Mastering MySQL Data Types: CHAR vs. VARCHAR with a Dash of Matillion ETL

Hi, As I dive into the intricacies of MySQL databases and Matillion ETL, I'm seeking some enlightenment regarding the disparities between CHAR and VARCHAR. Specifically, I'm eager to understand how these choices might harmonize within the Matillion ETL environment. Could someone provide some guidance on this intricate dance?

 

Let's begin by sharing a CodeIgniter model snippet and MySQL table structure:

 

[code]class Customer_model extends CI_Model {

  public function add_customer($customer_id, $customer_name, $email) {

    $data = array(

      'customer_id' => $customer_id,

      'customer_name' => $customer_name,

      'email' => $email

    );

 

    $this->db->insert('customers', $data);

    return $this->db->insert_id();

  }

}

[/code]

 

[code]

CREATE TABLE customers (

  id INT AUTO_INCREMENT PRIMARY KEY,

  customer_id CHAR(8),

  customer_name VARCHAR(50),

  email VARCHAR(255)

);

[/code]

 

Question 1: CHAR vs. VARCHAR in MySQL

For the customer_id, I've used CHAR(8), and for customer_name, I've chosen VARCHAR(50). Can someone unravel the key distinctions between CHAR and VARCHAR in MySQL, specifically considering storage efficiency? How might these choices align with data transformation processes in Matillion ETL?

 

Question 2: Matillion ETL Integration

Considering the Matillion ETL tool, are there considerations or best practices when working with VARCHAR fields like customer_name or email in MySQL? How does the choice between CHAR and VARCHAR influence data transformations within Matillion ETL, and are there optimizations or configurations to enhance compatibility?

 

Question #3: ETL Efficiency with MySQL Data Types

In the context of data transfer between MySQL and Matillion ETL, does the decision between CHAR and VARCHAR affect the performance of data transformation and loading processes? Are there any special Matillion ETL capabilities or setups that work better with one sort of data than another?

 

Question 4: The Impact on Matillion ETL Job Design

Finally, when developing ETL tasks in Matillion, how do the MySQL data types used affect the design and efficiency of transformation components? Are there any disadvantages or advantages to utilizing CHAR or VARCHAR fields in MySQL when communicating with Matillion ETL job components?

 

Your wisdom on these questions will be a beacon as I navigate the MySQL landscape in tandem with Matillion ETL. Thanks a million for sharing your insights!

 

 

 

 

Hi @vish234al

Thank you for a really well-written question, I took this away and spoke to my colleagues about your questions on this subject and have a series of answers for you, of course, the community can also share their thoughts too!

Question 1:

CHAR fields are fixed-length; a CHAR(8) will always use 8 space units, and values shorter than this will be marked with a terminating character. VARCHAR stores the number of characters that are required, and no more. VARCHAR is always more space efficient. However, storing a variable number of characters comes at a price - if all fields in a record are fixed-length, then the DB can access the next record in storage by jumping a fixed distance ahead. This is very fast. The jump ahead for variable length fields must either be calculated each time, or for longer fields (MySQL docs suggest 768 characters) they are stored 'off page', ie. in a separate storage area, and need to be looked up when referenced. (The DB won't look them up unless it needs to, however.) This is slower for some operations, but since less data need to be read from disk, may actually be faster in some cases.

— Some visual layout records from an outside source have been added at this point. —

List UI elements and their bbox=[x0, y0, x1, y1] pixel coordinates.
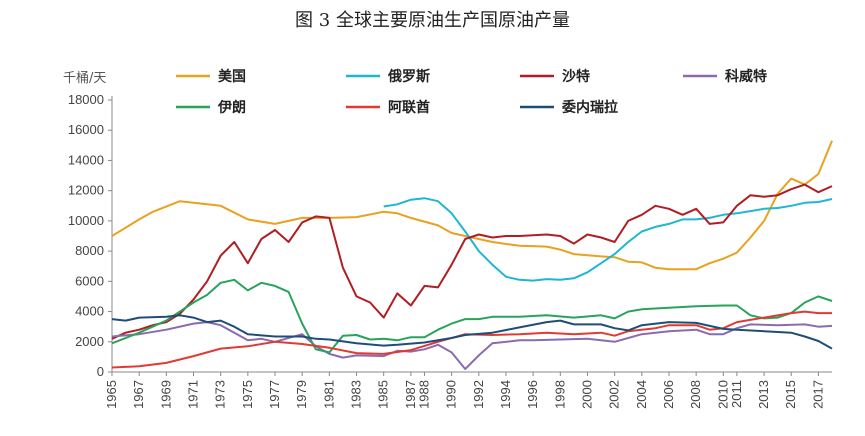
x-tick-label: 1992 bbox=[471, 380, 486, 409]
y-tick-label: 12000 bbox=[68, 183, 104, 198]
series-line-2 bbox=[111, 183, 833, 340]
series-line-5 bbox=[111, 310, 832, 369]
series-line-3 bbox=[111, 321, 833, 370]
x-tick-label: 1985 bbox=[376, 380, 391, 409]
legend-label-2: 沙特 bbox=[562, 68, 590, 85]
series-line-0 bbox=[111, 140, 833, 271]
x-tick-label: 1990 bbox=[444, 380, 459, 409]
x-tick-label: 2017 bbox=[810, 380, 825, 409]
y-tick-label: 18000 bbox=[68, 92, 104, 107]
x-tick-label: 1971 bbox=[186, 380, 201, 409]
legend-label-0: 美国 bbox=[218, 68, 246, 85]
x-tick-label: 2002 bbox=[607, 380, 622, 409]
y-tick-label: 8000 bbox=[75, 243, 104, 258]
legend-label-1: 俄罗斯 bbox=[387, 68, 430, 85]
x-tick-label: 2015 bbox=[783, 380, 798, 409]
x-tick-label: 1977 bbox=[267, 380, 282, 409]
series-line-1 bbox=[383, 197, 833, 282]
x-tick-label: 1998 bbox=[552, 380, 567, 409]
x-tick-label: 2013 bbox=[756, 380, 771, 409]
x-tick-label: 2011 bbox=[729, 380, 744, 408]
y-tick-label: 2000 bbox=[75, 334, 104, 349]
y-axis-unit-label: 千桶/天 bbox=[63, 71, 106, 86]
series-line-4 bbox=[111, 278, 833, 354]
axes: 千桶/天 0 2000 4000 6000 8000 10000 12000 14000 1600… bbox=[63, 71, 832, 409]
legend-label-4: 伊朗 bbox=[217, 99, 246, 116]
y-tick-label: 4000 bbox=[75, 304, 104, 319]
x-tick-label: 2010 bbox=[715, 380, 730, 409]
series-lines bbox=[111, 140, 833, 370]
x-tick-label: 1967 bbox=[131, 380, 146, 409]
x-tick-label: 1981 bbox=[321, 380, 336, 409]
x-tick-label: 2004 bbox=[634, 380, 649, 409]
x-tick-label: 1979 bbox=[294, 380, 309, 409]
x-tick-label: 1983 bbox=[349, 380, 364, 409]
x-tick-label: 2006 bbox=[661, 380, 676, 409]
legend-label-5: 阿联酋 bbox=[388, 99, 430, 116]
x-tick-label: 2000 bbox=[579, 380, 594, 409]
x-tick-label: 1987 bbox=[403, 380, 418, 409]
legend-label-3: 科威特 bbox=[725, 68, 767, 85]
series-line-6 bbox=[111, 314, 833, 350]
y-tick-label: 10000 bbox=[68, 213, 104, 228]
y-tick-label: 14000 bbox=[68, 152, 104, 167]
x-tick-label: 1973 bbox=[213, 380, 228, 409]
y-tick-label: 0 bbox=[97, 364, 104, 379]
y-tick-label: 6000 bbox=[75, 273, 104, 288]
legend-label-6: 委内瑞拉 bbox=[561, 99, 618, 116]
x-tick-label: 1975 bbox=[240, 380, 255, 409]
y-tick-label: 16000 bbox=[68, 122, 104, 137]
x-tick-label: 1988 bbox=[416, 380, 431, 409]
chart-title: 图 3 全球主要原油生产国原油产量 bbox=[295, 10, 570, 31]
x-tick-label: 2008 bbox=[688, 380, 703, 409]
x-tick-label: 1965 bbox=[104, 380, 119, 409]
x-tick-label: 1996 bbox=[525, 380, 540, 409]
x-tick-label: 1969 bbox=[158, 380, 173, 409]
x-tick-label: 1994 bbox=[498, 380, 513, 409]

For things like customer IDs, which are short and usually a fixed length, CHAR makes sense. Transitioning to VARCHAR needs to be judged on a 'contents' basis. For things like customer names, which will not (usually) be needed in lookup operations and which can be quite variable in length, especially as part of the size of the complete record, VARCHAR makes sense. Which is 'faster' will also depend on fine details like database and driver version; the database default values are usually well-tuned for most use cases.

Matillion ETL uses Java 'String' types internally for all character-like types and usually works in 'push down' mode for transformations, handing these decisions off to the database. Your decision should be made based on the information to be stored in that column only.

Question 2:

As before; no. METL usually won't handle your data directly, and when it does (eg. in staging operations), it uses a generic string data type.

Question 3:

In contexts of data transfer, the most efficient storage type in terms of space will be optimal - whatever is most compact will transfer faster. METL does not benefit internally from CHAR v VARCHAR types.

Question 4:

There are no advantages either way - our transformation components work equally well on CHAR and VARCHAR. The SQL which is generated will be executed by the database engine, which may work more efficiently on certain types, as per the first answer.

I hope this helps, feel free to reach out with any other questions.

Kind regards, Joe

hi joe,

thank you so much for your help